A Primeira Câmara do Tribunal de Contas do Estado (TCE-PR) julgou procedente Tomada de Contas Extraordinária que apurou a ocorrência, no Município de Inajá (Região Noroeste do Paraná), do registro, em 2016, de receitas nas fontes vinculadas à educação, sem que houvesse a devida transferência financeira dos recursos, em afronta ao artigo 8º da Lei de Responsabilidade Fiscal (Lei Complementar nº 101/2000).

Como resultado da irregularidade, foi identificado dano de R$ 638.571,37 ao patrimônio público municipal. Os conselheiros determinaram que o valor seja integralmente restituído, com a devida correção monetária, pelo então prefeito Alcides Elias Fernandes (gestão 2012-2016), por ter autorizado a saída financeira da quantia de contas bancárias sem a devida apuração de destino.

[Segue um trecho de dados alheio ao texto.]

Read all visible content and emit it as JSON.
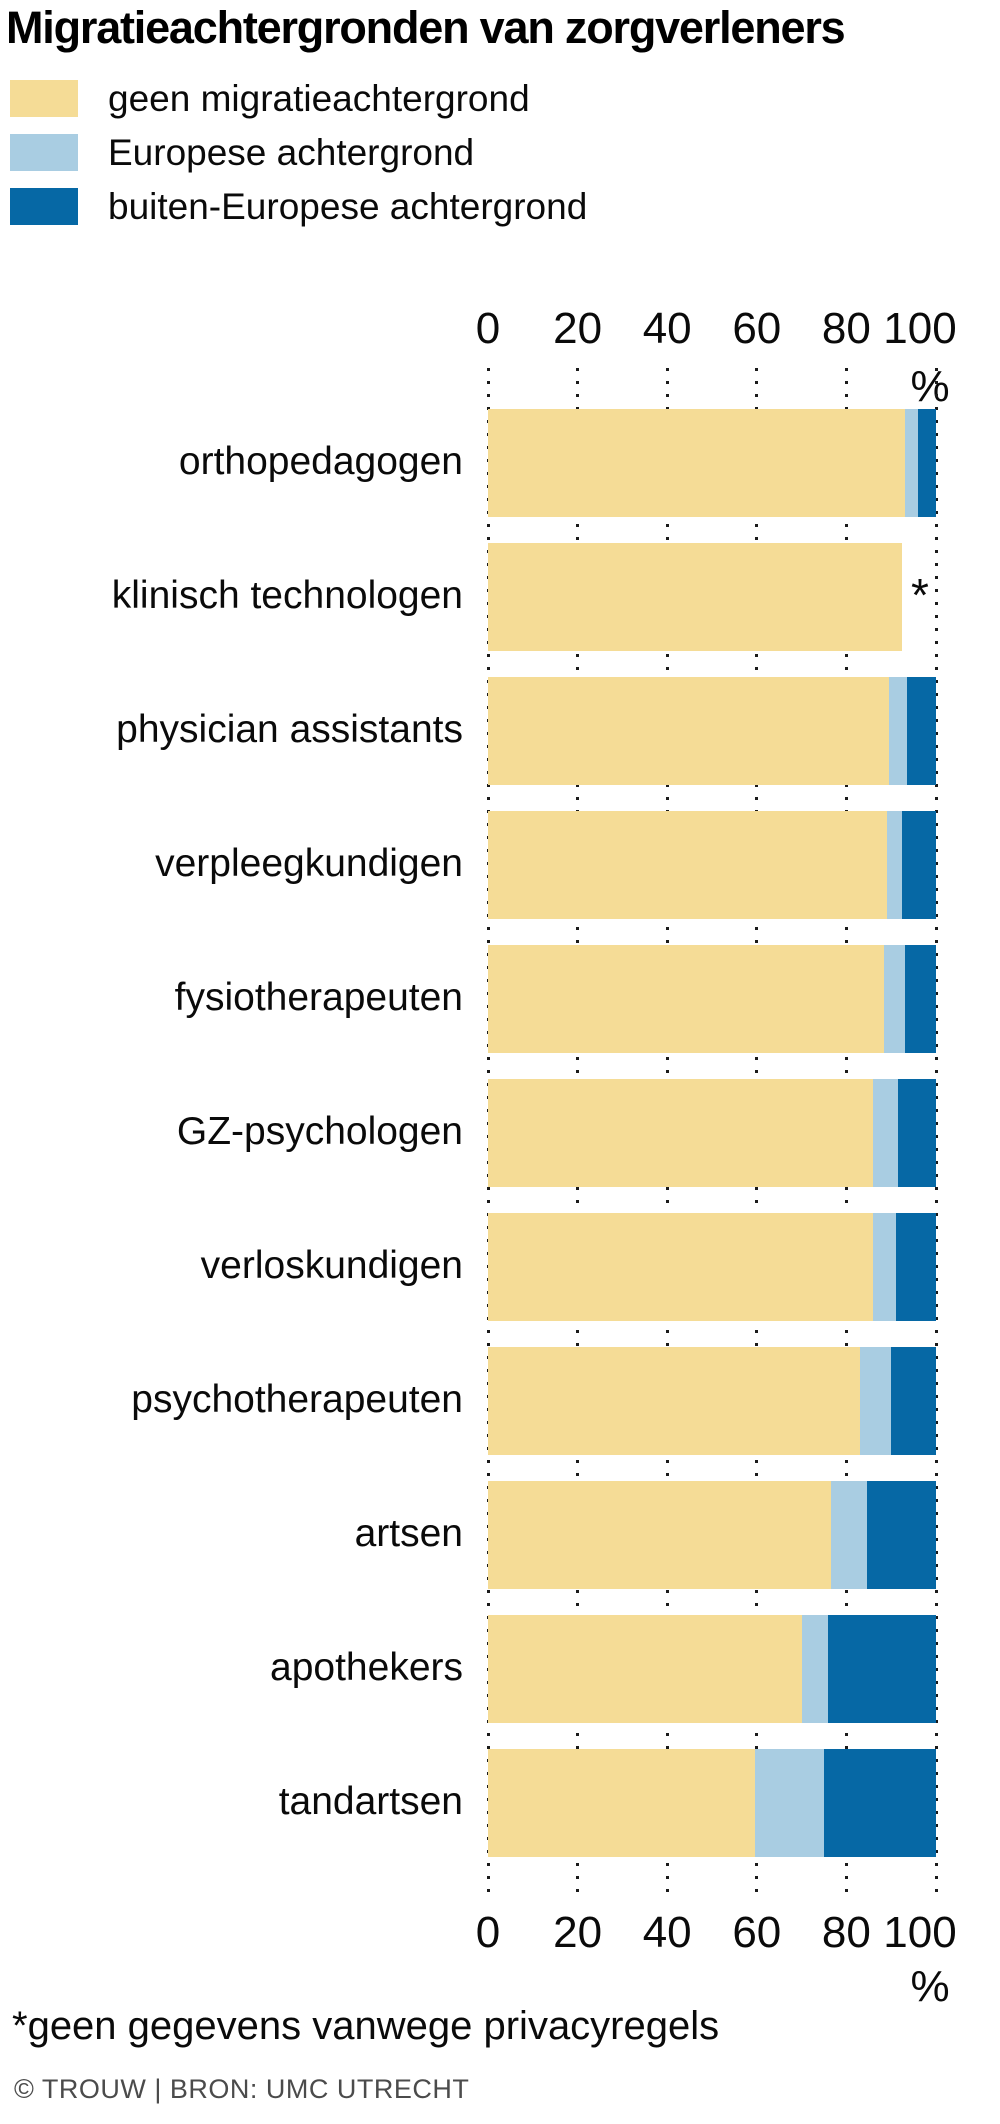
{
  "title": "Migratieachtergronden van zorgverleners",
  "legend": [
    {
      "label": "geen migratieachtergrond",
      "color": "#F5DC96"
    },
    {
      "label": "Europese achtergrond",
      "color": "#A9CDE2"
    },
    {
      "label": "buiten-Europese achtergrond",
      "color": "#0668A5"
    }
  ],
  "colors": {
    "geen_migratieachtergrond": "#F5DC96",
    "europese_achtergrond": "#A9CDE2",
    "buiten_europese_achtergrond": "#0668A5",
    "text": "#0a0a0a",
    "source_text": "#4b4b4b",
    "grid_dots": "#1b1b1b"
  },
  "chart_data": {
    "type": "bar",
    "orientation": "horizontal-stacked",
    "title": "Migratieachtergronden van zorgverleners",
    "xlabel": "%",
    "ylabel": "",
    "xlim": [
      0,
      100
    ],
    "axis_ticks": [
      0,
      20,
      40,
      60,
      80,
      100
    ],
    "axis_unit": "%",
    "grid": "dotted-vertical",
    "legend_position": "top-left",
    "series_names": [
      "geen migratieachtergrond",
      "Europese achtergrond",
      "buiten-Europese achtergrond"
    ],
    "rows": [
      {
        "label": "orthopedagogen",
        "values": [
          93,
          3,
          4
        ]
      },
      {
        "label": "klinisch technologen",
        "values": [
          92.5,
          null,
          null
        ],
        "note": "*"
      },
      {
        "label": "physician assistants",
        "values": [
          89.5,
          4,
          6.5
        ]
      },
      {
        "label": "verpleegkundigen",
        "values": [
          89,
          3.5,
          7.5
        ]
      },
      {
        "label": "fysiotherapeuten",
        "values": [
          88.5,
          4.5,
          7
        ]
      },
      {
        "label": "GZ-psychologen",
        "values": [
          86,
          5.5,
          8.5
        ]
      },
      {
        "label": "verloskundigen",
        "values": [
          86,
          5,
          9
        ]
      },
      {
        "label": "psychotherapeuten",
        "values": [
          83,
          7,
          10
        ]
      },
      {
        "label": "artsen",
        "values": [
          76.5,
          8,
          15.5
        ]
      },
      {
        "label": "apothekers",
        "values": [
          70,
          6,
          24
        ]
      },
      {
        "label": "tandartsen",
        "values": [
          59.5,
          15.5,
          25
        ]
      }
    ]
  },
  "footnote": "*geen gegevens vanwege privacyregels",
  "source": "© TROUW | BRON: UMC UTRECHT"
}
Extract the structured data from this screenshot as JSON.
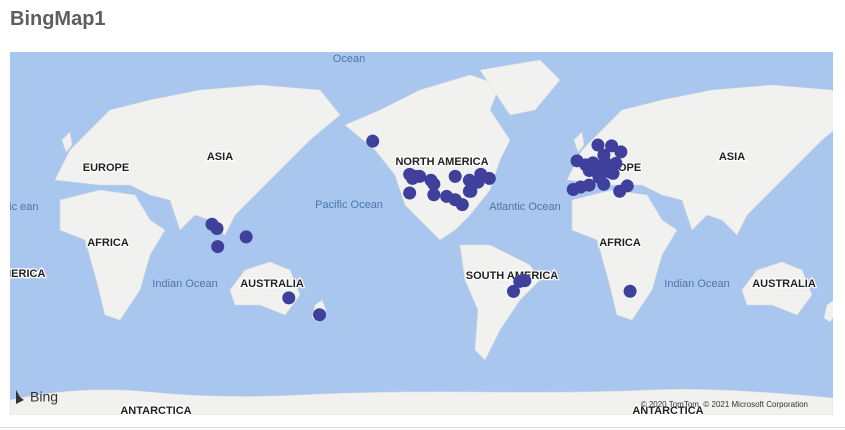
{
  "header": {
    "title": "BingMap1"
  },
  "map": {
    "labels": [
      "Ocean",
      "EUROPE",
      "ASIA",
      "NORTH AMERICA",
      "Pacific Ocean",
      "Atlantic Ocean",
      "AFRICA",
      "SOUTH AMERICA",
      "Indian Ocean",
      "AUSTRALIA",
      "ANTARCTICA",
      "ASIA",
      "AFRICA",
      "Indian Ocean",
      "AUSTRALIA",
      "ANTARCTICA",
      "EUROPE",
      "MERICA",
      "ntic ean"
    ],
    "attribution": "© 2020 TomTom, © 2021 Microsoft Corporation",
    "logo": "Bing",
    "points": [
      {
        "lon": -150,
        "lat": 61
      },
      {
        "lon": -124,
        "lat": 47
      },
      {
        "lon": -122,
        "lat": 45
      },
      {
        "lon": -120,
        "lat": 46
      },
      {
        "lon": -124,
        "lat": 37
      },
      {
        "lon": -117,
        "lat": 46
      },
      {
        "lon": -109,
        "lat": 44
      },
      {
        "lon": -107,
        "lat": 42
      },
      {
        "lon": -92,
        "lat": 46
      },
      {
        "lon": -107,
        "lat": 36
      },
      {
        "lon": -98,
        "lat": 35
      },
      {
        "lon": -92,
        "lat": 33
      },
      {
        "lon": -82,
        "lat": 44
      },
      {
        "lon": -82,
        "lat": 38
      },
      {
        "lon": -74,
        "lat": 47
      },
      {
        "lon": -76,
        "lat": 43
      },
      {
        "lon": -81,
        "lat": 38
      },
      {
        "lon": -68,
        "lat": 45
      },
      {
        "lon": -87,
        "lat": 30
      },
      {
        "lon": -9,
        "lat": 39
      },
      {
        "lon": -0.1,
        "lat": 51.5
      },
      {
        "lon": 2.3,
        "lat": 48.9
      },
      {
        "lon": 4.9,
        "lat": 52.4
      },
      {
        "lon": 8.7,
        "lat": 50.1
      },
      {
        "lon": 13.4,
        "lat": 52.5
      },
      {
        "lon": 11.6,
        "lat": 48.1
      },
      {
        "lon": 16.4,
        "lat": 48.2
      },
      {
        "lon": 9.2,
        "lat": 45.5
      },
      {
        "lon": 12.5,
        "lat": 41.9
      },
      {
        "lon": -3.7,
        "lat": 40.4
      },
      {
        "lon": 2.2,
        "lat": 41.4
      },
      {
        "lon": 4.4,
        "lat": 50.8
      },
      {
        "lon": 12.6,
        "lat": 55.7
      },
      {
        "lon": 18,
        "lat": 59.3
      },
      {
        "lon": 21,
        "lat": 52.2
      },
      {
        "lon": 19,
        "lat": 47.5
      },
      {
        "lon": -6.3,
        "lat": 53.3
      },
      {
        "lon": 8.5,
        "lat": 47.4
      },
      {
        "lon": 8.4,
        "lat": 59.6
      },
      {
        "lon": 24.5,
        "lat": 57
      },
      {
        "lon": 23.7,
        "lat": 38
      },
      {
        "lon": 29,
        "lat": 41
      },
      {
        "lon": 97,
        "lat": 17
      },
      {
        "lon": 100.5,
        "lat": 14
      },
      {
        "lon": 101,
        "lat": 1
      },
      {
        "lon": 121,
        "lat": 8
      },
      {
        "lon": 151,
        "lat": -34
      },
      {
        "lon": 172.6,
        "lat": -43.5
      },
      {
        "lon": -43,
        "lat": -23
      },
      {
        "lon": -46.6,
        "lat": -23.5
      },
      {
        "lon": -51,
        "lat": -30
      },
      {
        "lon": 31,
        "lat": -29.9
      }
    ]
  }
}
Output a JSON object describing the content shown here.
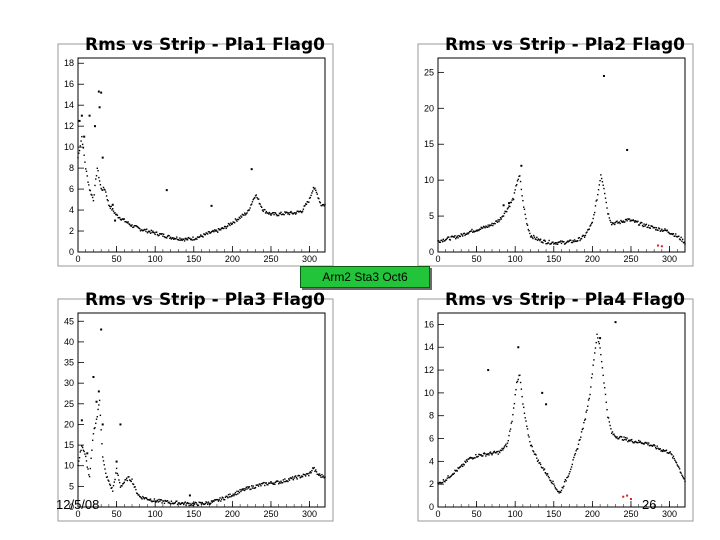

Ele e seus dois sucessores no cargo – o ex-prefeito Eduardo Cintra Lugli (gestão 2017-2018) e o atual gestor do município, Cleber Geraldo da Silva (gestões 2018-2020 e 2021-2024) – também foram multados na proporção de 10% do valor do dano, ou seja, em R$ 63.857,14 cada.

Enquanto o primeiro foi penalizado pelo fato de a irregularidade ter ocorrido em sua gestão, as sanções aplicadas aos outros dois dizem respeito a sua omissão em “buscar a apuração dos fatos e adoção das providências cabíveis”.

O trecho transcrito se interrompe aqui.